Disc 2 begins with the animated 1940 short, Bone Trouble (08m:41s). Starring classic Disney character Pluto, this is a visually clever cartoon of him stealing a bone from another dog and being chased for it. Following that is Old Yeller: Remembering a Classic (36m:02s). This documentary features interviews with all surviving cast members, as well as Roy Disney, Fred Gipson's son, and the son of the man who trained Spike to play Old Yeller. Every aspect of the production is covered here, explaining the book's origins and featuring numerous retellings of stories from the set. Being a dog lover, I was fascinated to hear about how the various scenes of Old Yeller fighting bears and wolves were filmed. Continuing to whet a dog lover's appetite, the next feature is Dogs! (01m:23s), which shows clips of various Disney dogs (real and animated) is adorable.

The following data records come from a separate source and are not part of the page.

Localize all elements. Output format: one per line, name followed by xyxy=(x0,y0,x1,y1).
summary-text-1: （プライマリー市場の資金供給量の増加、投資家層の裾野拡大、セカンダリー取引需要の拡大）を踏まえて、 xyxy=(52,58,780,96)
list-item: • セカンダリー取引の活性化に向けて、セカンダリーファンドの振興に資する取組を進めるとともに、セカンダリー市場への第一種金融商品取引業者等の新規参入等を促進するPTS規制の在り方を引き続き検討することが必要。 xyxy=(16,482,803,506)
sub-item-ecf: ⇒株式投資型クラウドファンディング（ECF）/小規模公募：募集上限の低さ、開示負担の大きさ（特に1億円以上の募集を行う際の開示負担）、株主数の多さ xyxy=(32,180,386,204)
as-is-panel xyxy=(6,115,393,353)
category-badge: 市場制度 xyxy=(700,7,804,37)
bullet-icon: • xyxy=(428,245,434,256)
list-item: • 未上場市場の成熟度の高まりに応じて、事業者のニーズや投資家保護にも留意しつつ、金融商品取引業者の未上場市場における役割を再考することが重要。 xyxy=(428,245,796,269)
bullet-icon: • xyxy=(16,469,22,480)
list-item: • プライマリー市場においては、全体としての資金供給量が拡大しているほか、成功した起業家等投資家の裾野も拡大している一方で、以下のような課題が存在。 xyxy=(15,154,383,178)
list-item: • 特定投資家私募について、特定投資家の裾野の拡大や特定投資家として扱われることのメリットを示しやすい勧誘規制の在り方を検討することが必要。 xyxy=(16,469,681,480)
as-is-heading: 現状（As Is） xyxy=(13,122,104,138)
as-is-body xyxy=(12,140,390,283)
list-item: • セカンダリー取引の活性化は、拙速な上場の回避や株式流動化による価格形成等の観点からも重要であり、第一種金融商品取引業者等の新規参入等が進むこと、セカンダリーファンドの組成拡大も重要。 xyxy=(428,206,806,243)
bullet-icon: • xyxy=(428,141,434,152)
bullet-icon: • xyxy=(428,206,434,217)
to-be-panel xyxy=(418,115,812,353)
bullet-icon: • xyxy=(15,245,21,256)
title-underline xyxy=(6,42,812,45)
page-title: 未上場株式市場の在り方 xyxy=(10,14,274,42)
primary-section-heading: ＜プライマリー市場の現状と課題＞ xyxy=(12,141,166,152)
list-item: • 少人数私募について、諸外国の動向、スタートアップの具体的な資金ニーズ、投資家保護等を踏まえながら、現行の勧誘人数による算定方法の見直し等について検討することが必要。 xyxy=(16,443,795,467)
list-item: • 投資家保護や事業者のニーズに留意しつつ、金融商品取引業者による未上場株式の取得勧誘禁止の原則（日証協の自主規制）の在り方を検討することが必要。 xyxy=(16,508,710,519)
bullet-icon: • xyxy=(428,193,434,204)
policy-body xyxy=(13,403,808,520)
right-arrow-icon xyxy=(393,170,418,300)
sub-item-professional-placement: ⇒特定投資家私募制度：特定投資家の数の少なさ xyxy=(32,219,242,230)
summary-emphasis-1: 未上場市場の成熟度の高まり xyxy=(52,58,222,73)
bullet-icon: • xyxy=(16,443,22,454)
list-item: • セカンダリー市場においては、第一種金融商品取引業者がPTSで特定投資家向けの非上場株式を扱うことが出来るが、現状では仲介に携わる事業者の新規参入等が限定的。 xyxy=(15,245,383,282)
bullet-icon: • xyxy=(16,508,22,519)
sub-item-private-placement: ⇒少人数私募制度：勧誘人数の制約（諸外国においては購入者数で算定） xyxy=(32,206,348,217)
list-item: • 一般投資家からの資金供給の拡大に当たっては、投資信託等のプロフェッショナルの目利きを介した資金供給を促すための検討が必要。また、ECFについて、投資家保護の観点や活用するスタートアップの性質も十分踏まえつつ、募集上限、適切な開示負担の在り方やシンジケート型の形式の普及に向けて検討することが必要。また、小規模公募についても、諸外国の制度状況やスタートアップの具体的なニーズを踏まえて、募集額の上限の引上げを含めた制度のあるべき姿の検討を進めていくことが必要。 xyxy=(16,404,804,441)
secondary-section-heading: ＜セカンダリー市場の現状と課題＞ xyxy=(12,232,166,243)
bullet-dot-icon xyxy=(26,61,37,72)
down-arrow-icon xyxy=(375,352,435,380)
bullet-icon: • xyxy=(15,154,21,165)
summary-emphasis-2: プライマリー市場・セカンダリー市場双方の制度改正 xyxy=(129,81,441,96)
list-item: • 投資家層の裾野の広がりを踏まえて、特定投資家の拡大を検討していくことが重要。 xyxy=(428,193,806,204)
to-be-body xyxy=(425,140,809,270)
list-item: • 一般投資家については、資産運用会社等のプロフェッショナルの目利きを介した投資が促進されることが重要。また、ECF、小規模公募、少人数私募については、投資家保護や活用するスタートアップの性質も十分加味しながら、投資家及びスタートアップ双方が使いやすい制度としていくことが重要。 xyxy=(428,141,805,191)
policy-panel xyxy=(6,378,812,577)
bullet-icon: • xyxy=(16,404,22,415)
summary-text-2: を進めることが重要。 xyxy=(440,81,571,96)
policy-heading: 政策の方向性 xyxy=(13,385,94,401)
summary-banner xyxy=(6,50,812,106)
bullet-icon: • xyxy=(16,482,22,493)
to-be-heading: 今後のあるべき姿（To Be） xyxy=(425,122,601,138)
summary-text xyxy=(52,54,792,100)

Next is Lost Treasures (07m:19s), a featurette tour of the impressive Golden Oak Ranch that hosts numerous movie productions every year. The landscape is brilliant and the stories about Disney helping create the preserve are informative. Disney Studio Album (03m:21s) is a highlight reel of the studio's various projects in 1957, the year Old Yeller was made. Mostly, it's an advertisement for other movies available on DVD, but it's nice to see the context of the era in which the film was made. A much richer supplement is Conversations with Tommy Kirk (14m:41s). The video interview chronicles his career at Disney and Kirk proves to be an engaging figure, with many humorous anecdotes about his early career.

Production Gallery (02m:33s) is a slideshow of various stills from the set, all running in tune with the film's theme song, and there are galleries of Production Stills, Publishing (a series of comic strips that highlight scenes from the movie), Fan Letters, Invitations, and stills of the original Pressbook. The Fan Letters are all from children and quite endearing. Furthermore, the cast's biographies and filmographies are also included. There also are galleries of Lobby Cards, Posters, and Merchandise. Continuing on the advertising trend, five radio spots are also included alongside the movie's theatrical trailer and a TV spot.

Next is a featurette, News Segment: Old Yeller Memorial (07m:14s). Texas citizens, including Laura Bush, gather to celebrate Fred Gipson's novel and unveil a statue created in honor of his work. The whole scene is quite emotional for the people involved, clearly demonstrating the story's power. This is followed by a special feature that allows you to read the screenplay for select scenes, such as the film's conclusion, and then view the movie to see how the scene evolves. It's a rather nice way of showing the filmmaking process, just like the Sound Studio feature that lets you navigate between various audio tracks during the bear attack and field-plowing scenes. You can listen to the dialogue, effects, music, or final composite in order to better appreciate the art of sound. Accompanied by Foley Demonstration (02m:09s), which shows how sound effects are created, this is an impressive collection of extras to help inform viewers how complex filmmaking can be.

Additionally, the special features include Story Album (33m:20s). Set to a collection of stills from the film, this is a radio program that mixes Fess Parker's narration of the story with sound bytes from the movie. Rounding out the special features is The Best Doggoned Dog in the World (52m:24s). Hosted by Walt Disney himself, this old TV special takes us through the history of dogs in entertainment, promotes Old Yeller, and has an intriguing section on sheepherders. All in all, this is an impressive collection of special features.

Extras Grade: B+

 

Final Comments

A nice double feature, this two-film set comes with one of the most heartfelt family films of all time and its entertaining sequel. The extras are a good collection of material, but those who own the prior release of Old Yeller may want to hold onto their current disc since not all supplementals are carried over.